Theoretical cross-comparative analysis on dynamics of small intestine and colon crypts during cancer initiation

Epigenetics is emerging as a fundamentally important area of biological and medical research that has implications for our understanding of human diseases including cancer, autoimmune and neuropsychiatric disorders. In the context of recent efforts on personalised medicine, a novel research direction is concerned with identification of intra-individual epigenetic variation linked to disease predisposition and development, i.e. epigenome-wide association studies.
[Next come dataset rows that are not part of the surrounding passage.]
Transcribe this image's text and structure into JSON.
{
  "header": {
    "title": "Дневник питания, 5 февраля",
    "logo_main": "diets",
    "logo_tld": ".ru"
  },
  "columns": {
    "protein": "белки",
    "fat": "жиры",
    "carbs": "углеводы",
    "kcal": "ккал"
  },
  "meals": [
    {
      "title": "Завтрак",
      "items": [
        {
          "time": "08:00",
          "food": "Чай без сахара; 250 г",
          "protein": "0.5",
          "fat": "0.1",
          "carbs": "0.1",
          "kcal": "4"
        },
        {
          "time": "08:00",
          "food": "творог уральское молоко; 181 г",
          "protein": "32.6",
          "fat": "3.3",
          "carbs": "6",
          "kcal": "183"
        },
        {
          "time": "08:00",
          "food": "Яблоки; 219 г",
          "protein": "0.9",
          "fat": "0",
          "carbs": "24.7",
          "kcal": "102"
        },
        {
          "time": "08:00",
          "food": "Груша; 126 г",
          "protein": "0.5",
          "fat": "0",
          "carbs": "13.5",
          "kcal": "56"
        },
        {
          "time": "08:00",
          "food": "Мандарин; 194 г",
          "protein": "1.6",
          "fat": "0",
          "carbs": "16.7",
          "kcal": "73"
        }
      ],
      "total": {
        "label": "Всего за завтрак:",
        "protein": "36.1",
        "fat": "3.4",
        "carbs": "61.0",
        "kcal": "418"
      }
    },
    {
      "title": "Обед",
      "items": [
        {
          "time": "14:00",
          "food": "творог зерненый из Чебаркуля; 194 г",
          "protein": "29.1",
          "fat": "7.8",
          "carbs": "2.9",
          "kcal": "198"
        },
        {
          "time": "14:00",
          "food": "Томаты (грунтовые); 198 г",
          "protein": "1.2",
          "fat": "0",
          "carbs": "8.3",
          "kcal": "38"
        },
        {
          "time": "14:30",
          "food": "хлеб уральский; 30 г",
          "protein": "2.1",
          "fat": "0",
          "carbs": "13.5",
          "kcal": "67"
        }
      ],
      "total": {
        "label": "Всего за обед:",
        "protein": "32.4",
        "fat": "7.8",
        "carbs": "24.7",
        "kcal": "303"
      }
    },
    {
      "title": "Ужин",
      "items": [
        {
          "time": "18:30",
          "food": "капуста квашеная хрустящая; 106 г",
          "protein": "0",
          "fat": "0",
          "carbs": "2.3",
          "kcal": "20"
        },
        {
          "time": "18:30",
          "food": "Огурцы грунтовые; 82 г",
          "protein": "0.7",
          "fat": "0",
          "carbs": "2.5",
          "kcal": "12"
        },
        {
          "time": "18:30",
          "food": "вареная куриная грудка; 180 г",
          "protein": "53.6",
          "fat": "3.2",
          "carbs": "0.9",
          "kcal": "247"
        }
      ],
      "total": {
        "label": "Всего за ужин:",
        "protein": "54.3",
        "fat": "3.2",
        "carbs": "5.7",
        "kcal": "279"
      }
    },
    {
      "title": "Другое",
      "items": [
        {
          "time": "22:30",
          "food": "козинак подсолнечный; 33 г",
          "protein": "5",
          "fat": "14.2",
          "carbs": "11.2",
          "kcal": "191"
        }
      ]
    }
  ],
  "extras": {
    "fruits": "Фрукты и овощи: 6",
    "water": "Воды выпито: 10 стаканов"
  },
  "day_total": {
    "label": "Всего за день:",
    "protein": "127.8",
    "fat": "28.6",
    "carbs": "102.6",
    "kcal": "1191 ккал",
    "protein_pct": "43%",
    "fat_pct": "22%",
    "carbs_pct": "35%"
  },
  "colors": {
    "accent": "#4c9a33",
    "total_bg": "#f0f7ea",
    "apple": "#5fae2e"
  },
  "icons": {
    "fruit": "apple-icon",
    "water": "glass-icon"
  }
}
A computational model has been developed to describe the dynamics and structure of human intestinal crypts and to perform a comparative analysis on aberrant DNA methylation level induced in these during cancer initiation. The crypt framework, AgentCrypt, is an agent-based model of crypt dynamics, which handles intra- and inter-dependencies. In addition, the AgentCrypt model is used to investigate the effect of a set of potential inhibitors with respect to methylation modification in intestinal tissue during initiation of disease. Methylation level decrease over a relatively short period of 90 days is marked for the colon compared to the small intestine, although similar alterations are induced in both tissues. In addition, inhibitor effect is notable for abnormal crypt groups, with largest average methylation differences observed ≈0.75% lower in the colon and ≈0.79% lower in the small intestine with inhibitor present.